## Feature selection

* Select the best features available;
* Don't select unecessary features;
* Create new features

## Adding a new feature

1. human intuition;
2. code up the new feature;
3. visualize;
4. repeat.

## Getting rid of features

* It's noisy;
* It causes overfitting;
* It is strongly related (highly correlated) with a feature that's already present;
* Addtional features slow down training/testing process

## Features != Information

* We want information to draw conclusions and have insights;
* Features is the actual number or caracteristics of a particular data point that's attempting to access information;
* Is a little bit like the difference between the quantity of something and the quality;
* Example of prepross is in `tools/email_preprocess.py`

## Sklearn options

* `SelectPercentile`: Selects the % of strong features;
* `SelectKBest`: Select k strong features.
* In `TfidfVectorizer` the argument `max_df` can be used for feature reduction (dimensionality reduction)

## Bias-variance dilemma and number of features
**High bias algorithm**
* Pays little attetion to the training data and is kind of oversimplified;
* High error on training set (in regression it means low r-squared or a large sum of the squared residual errors);
* Few features used.

**High variance**
* Pays too much attention to the data (doesn't generalize well overfits).

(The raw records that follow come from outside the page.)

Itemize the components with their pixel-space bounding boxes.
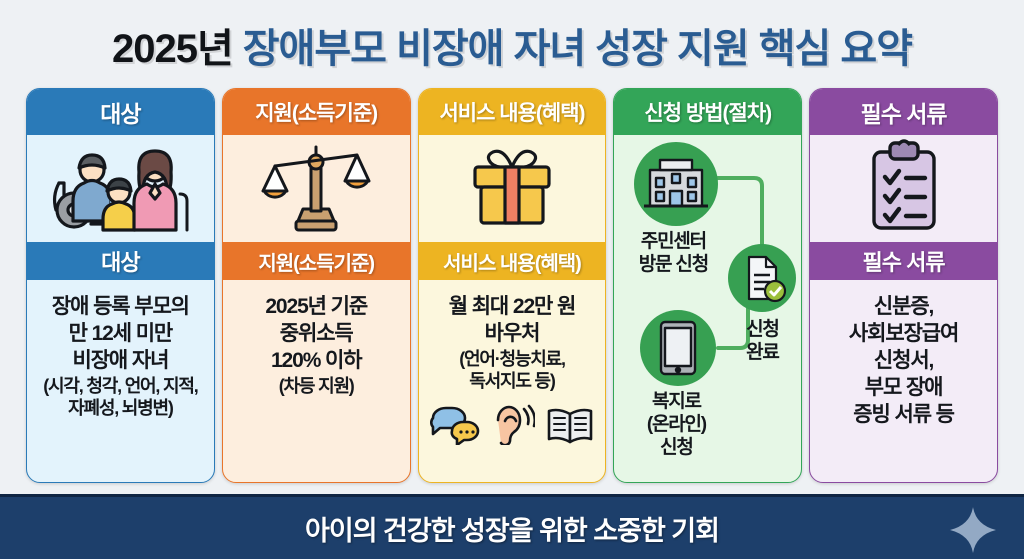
card-documents-line-4: 부모 장애	[865, 375, 943, 402]
card-documents[interactable]: 필수 서류	[809, 88, 998, 483]
card-target-line-3: 비장애 자녀	[72, 348, 168, 375]
infographic-page: 2025년 장애부모 비장애 자녀 성장 지원 핵심 요약 대상	[0, 0, 1024, 559]
card-service-header: 서비스 내용(혜택)	[419, 89, 606, 135]
card-service-subline-1: (언어·청능치료,	[459, 348, 565, 371]
card-documents-icon-pane	[810, 135, 997, 242]
card-target-header: 대상	[27, 89, 214, 135]
page-title-year: 2025년	[112, 16, 233, 74]
flow-label-offline-line1: 주민센터	[614, 231, 732, 254]
flow-label-offline-line2: 방문 신청	[614, 254, 732, 277]
card-target-header2: 대상	[27, 242, 214, 280]
flow-label-done-line2: 완료	[718, 342, 802, 365]
card-support-line-3: 120% 이하	[271, 348, 361, 375]
card-support-subline-1: (차등 지원)	[279, 375, 354, 398]
card-support-header2: 지원(소득기준)	[223, 242, 410, 280]
card-support-body: 2025년 기준 중위소득 120% 이하 (차등 지원)	[223, 280, 410, 482]
card-service-icon-row	[429, 403, 595, 450]
document-check-icon	[728, 244, 796, 317]
card-service-body: 월 최대 22만 원 바우처 (언어·청능치료, 독서지도 등)	[419, 280, 606, 482]
card-target-subline-2: 자폐성, 뇌병변)	[68, 397, 173, 420]
card-target-body: 장애 등록 부모의 만 12세 미만 비장애 자녀 (시각, 청각, 언어, 지…	[27, 280, 214, 482]
card-support-line-2: 중위소득	[280, 321, 353, 348]
tablet-online-icon	[640, 310, 716, 391]
flow-label-online: 복지로 (온라인) 신청	[614, 391, 738, 459]
card-documents-line-2: 사회보장급여	[849, 321, 958, 348]
flow-label-done-line1: 신청	[718, 319, 802, 342]
card-service-header2: 서비스 내용(혜택)	[419, 242, 606, 280]
card-documents-header: 필수 서류	[810, 89, 997, 135]
footer-text: 아이의 건강한 성장을 위한 소중한 기회	[305, 509, 719, 548]
card-support-icon-pane	[223, 135, 410, 242]
card-support-line-1: 2025년 기준	[265, 294, 367, 321]
card-target-subline-1: (시각, 청각, 언어, 지적,	[43, 375, 197, 398]
card-service-line-2: 바우처	[485, 321, 540, 348]
card-grid: 대상	[26, 88, 998, 483]
card-service-subline-2: 독서지도 등)	[469, 370, 554, 393]
card-apply-flow: 주민센터 방문 신청 복지로 (온라	[614, 135, 801, 482]
card-documents-line-1: 신분증,	[874, 294, 933, 321]
card-documents-line-3: 신청서,	[874, 348, 933, 375]
flow-label-online-line1: 복지로	[614, 391, 738, 414]
flow-label-done: 신청 완료	[718, 319, 802, 365]
flow-label-online-line2: (온라인)	[614, 414, 738, 437]
community-center-building-icon	[634, 142, 718, 231]
flow-label-offline: 주민센터 방문 신청	[614, 231, 732, 277]
flow-label-online-line3: 신청	[614, 437, 738, 460]
card-support[interactable]: 지원(소득기준)	[222, 88, 411, 483]
gift-box-icon	[462, 140, 562, 237]
family-wheelchair-icon	[44, 138, 196, 239]
page-title-rest: 장애부모 비장애 자녀 성장 지원 핵심 요약	[243, 16, 912, 74]
balance-scale-icon	[261, 138, 371, 239]
card-service-line-1: 월 최대 22만 원	[449, 294, 575, 321]
card-support-header: 지원(소득기준)	[223, 89, 410, 135]
card-target-line-2: 만 12세 미만	[69, 321, 173, 348]
four-point-star-icon	[950, 507, 996, 558]
card-target-line-1: 장애 등록 부모의	[52, 294, 189, 321]
card-apply-header: 신청 방법(절차)	[614, 89, 801, 135]
card-documents-line-5: 증빙 서류 등	[853, 402, 954, 429]
ear-hearing-icon	[491, 403, 535, 450]
open-book-icon	[545, 405, 595, 450]
card-target-icon-pane	[27, 135, 214, 242]
card-service-icon-pane	[419, 135, 606, 242]
clipboard-checklist-icon	[860, 138, 948, 239]
card-service[interactable]: 서비스 내용(혜택) 서비스 내용(혜택) 월	[418, 88, 607, 483]
speech-bubbles-icon	[429, 405, 481, 450]
page-title: 2025년 장애부모 비장애 자녀 성장 지원 핵심 요약	[0, 16, 1024, 74]
card-documents-body: 신분증, 사회보장급여 신청서, 부모 장애 증빙 서류 등	[810, 280, 997, 482]
footer-banner: 아이의 건강한 성장을 위한 소중한 기회	[0, 497, 1024, 559]
card-documents-header2: 필수 서류	[810, 242, 997, 280]
card-apply[interactable]: 신청 방법(절차)	[613, 88, 802, 483]
card-target[interactable]: 대상	[26, 88, 215, 483]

It doesn't generalize well to new situations that it hasn't quite seen before (basically memorize the training examples, overfitting);
* Good fit to the training but has a higher error on test set because it's not generalizing very well;
* Many features, carefully optimized performance on training data.

Using few features can cause a classic high bias type regime, it's an oversimplified situation.

With a model where it was very carefully tuned to minimize the sum of squared errors on a regression (SSE) and using lots of features to try  to get every little bit of information out of the data that it could. **That's can cause a high variance situation**, can overfit to the data.

So there's this tradeoff between sort of the goodness of the fit and the simplicity of the fit.

Fit the algorithm with few features, but using the case of regression as a large r-squared (r²) or conversely a low sum of the squared residual errors (SSE).

## Balacing errors with the number of features

* How we can mathematically define what this arc might be so that the maximum point can be found;
* This process is called **regularization**;
* It's an automatic form of feature selection that some algorithms can do completely on their own, they can trade off between the precision, the goodness of it, the very low error and te complexity of fitting on lots of different features.

## Regularization in regression

Method for automatically penalizing extra features that is used in a model.

**Lasso regression**

minimize $SSE+\lambda|\beta|$

* Minimize the sum of the squared erros in my fit. Minimize the distance between my fit and any given data point or the square of that distance;
* In addition to minimizing the sum of the squared errors and the number of features to be used
* $\lambda$: penalty parameter;
* $\beta$: coefficients of my regression (number of features to use);

Comparing two different fits (with different number of features):
* The one that has more features will almost have a smaller sum of the squared error (it can fit more precisely to the points). But it pay penalty for using that extra feature;
* The gain that it get in precision (the goodness of fit of my regression) has to be a bigger gain thant the loss take as a result of having additional feature in the regression;
* Having small errors and having a simpler fit that's using fewer features;
* Automatically takes into account this penalty parameter, it actually figure out which features are the ones that have the most important effect on the regression;
* Once it's found those features, it can actually eliminate or set to zero the coefficients for the features that don't help.

## Lasso regression

For features that don't help the regression results enough, it can set the coefficient of those features to a very small value (zero).

* [sklearn Lasso](https://scikit-learn.org/stable/modules/generated/sklearn.linear_model.Lasso.html)

In [11]:
from sklearn import linear_model

clf = linear_model.Lasso(alpha=0.1)
clf.fit([[0,0], [1, 1], [2, 2]], [0, 1, 2])
print(clf.coef_)

[0.85 0.  ]


* Because we have two features for each training point, the coefficient of 0 means that it's effectively not being used in the regression. The second feature can disregard, at least in this particular regeression, all the discriminating power is coming from the first feature.

If a decision tree is overfit, we expect the accuracy on a test set to be pretty low and a high accuracy on the training set.